Rahul from Edu Pedia Overseas, an education consulting service, said that the six-year course in Ukraine would cost anywhere between Rs 24 lakh and Rs 26 lakh. In an Indian private university, that would cost students around Rs 75 lakh.
In addition, the courses are recognised by international organisations like Medical Council of India and World Health Organisation, and hence, students can come back and practise in India. Rahul added that a majority of them return to the country to practise after their courses, and only a few move to practise in countries such as Canada.
The courses are conducted in English, and the MBBS course takes five years and eight months to complete.
Students Spread Across Different Parts of the Country
Pleas for help have been pouring in from different parts of Ukraine. This is because the medical colleges are spread all over the country.
Some of the Ukrainian colleges with a significant Indian population are:
Bukovinian State Medical University
Vinnitsya National Medical University
Kharkiv National Medical University
Odessa National Medical University
Bogomolets National Medical University
Black Sea National University
Zaporizhia State Medical University
On 26 February, a woman tweeted that her niece and 400 other Indian students are in Odessa, which is home to Odessa National Medical University. She said that Chernivtsi International Airport is the closest airport, but it is 20-30 hours away.
Shahnawaz said, "Some of us decided to leave early while many of our friends did not. When we found out that the situation was escalating, we booked tickets despite the soaring prices, but not everybody could at the time."
He kept receiving news from his friends about the firing and the shelling. He said, "Some of my friends made it to Poland but there are no proper arrangements. They should have been brought back earlier."

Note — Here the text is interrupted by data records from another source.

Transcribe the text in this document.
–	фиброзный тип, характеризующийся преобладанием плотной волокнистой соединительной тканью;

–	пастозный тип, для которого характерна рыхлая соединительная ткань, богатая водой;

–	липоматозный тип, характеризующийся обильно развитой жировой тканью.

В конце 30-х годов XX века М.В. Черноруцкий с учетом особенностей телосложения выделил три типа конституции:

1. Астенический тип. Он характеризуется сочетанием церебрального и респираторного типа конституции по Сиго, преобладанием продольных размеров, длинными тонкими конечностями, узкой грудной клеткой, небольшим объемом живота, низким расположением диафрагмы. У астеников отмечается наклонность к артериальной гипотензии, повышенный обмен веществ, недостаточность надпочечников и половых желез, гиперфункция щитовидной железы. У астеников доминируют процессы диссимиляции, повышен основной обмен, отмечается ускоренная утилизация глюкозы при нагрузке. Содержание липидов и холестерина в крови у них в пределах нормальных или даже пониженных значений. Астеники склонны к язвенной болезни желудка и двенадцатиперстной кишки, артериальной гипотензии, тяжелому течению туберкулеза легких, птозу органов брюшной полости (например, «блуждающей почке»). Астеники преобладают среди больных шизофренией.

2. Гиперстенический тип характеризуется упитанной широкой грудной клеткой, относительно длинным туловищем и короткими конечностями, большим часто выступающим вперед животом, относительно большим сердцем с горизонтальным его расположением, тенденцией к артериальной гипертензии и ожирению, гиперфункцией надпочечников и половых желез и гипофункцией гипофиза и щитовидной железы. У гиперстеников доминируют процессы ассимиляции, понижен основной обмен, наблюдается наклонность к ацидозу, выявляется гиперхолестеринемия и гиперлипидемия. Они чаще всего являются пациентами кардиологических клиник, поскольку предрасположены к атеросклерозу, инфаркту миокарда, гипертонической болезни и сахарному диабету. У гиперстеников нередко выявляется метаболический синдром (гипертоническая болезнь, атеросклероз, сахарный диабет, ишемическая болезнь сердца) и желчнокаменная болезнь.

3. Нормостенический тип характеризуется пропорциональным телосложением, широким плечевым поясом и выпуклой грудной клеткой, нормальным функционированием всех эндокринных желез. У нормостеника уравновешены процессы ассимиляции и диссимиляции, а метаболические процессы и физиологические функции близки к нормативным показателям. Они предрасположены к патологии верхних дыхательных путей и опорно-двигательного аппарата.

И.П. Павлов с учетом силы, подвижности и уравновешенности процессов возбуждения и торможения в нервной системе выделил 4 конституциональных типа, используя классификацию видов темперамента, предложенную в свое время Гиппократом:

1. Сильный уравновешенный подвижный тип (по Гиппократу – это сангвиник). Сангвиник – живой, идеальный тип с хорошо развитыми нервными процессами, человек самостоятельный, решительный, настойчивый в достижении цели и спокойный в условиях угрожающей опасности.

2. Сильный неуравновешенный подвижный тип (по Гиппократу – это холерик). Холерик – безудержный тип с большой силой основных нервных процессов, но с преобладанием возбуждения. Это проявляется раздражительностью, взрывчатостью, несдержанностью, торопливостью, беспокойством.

When Shivam spoke to The Quint on 25 February, he was getting ready with his classmates to board a Volvo that would take them to Romania, so that they could fly back to India.
Several airports in Ukraine such as Kyiv Boryspil, Nikolaev, Kramatorsk, and Kherson have been bombed, leaving students either stuck in shelters across the country, or trying to travel to the nearest functional airport. On 26 February, India began the evacuation of its stranded citizens, with hundreds returning on Air India flights.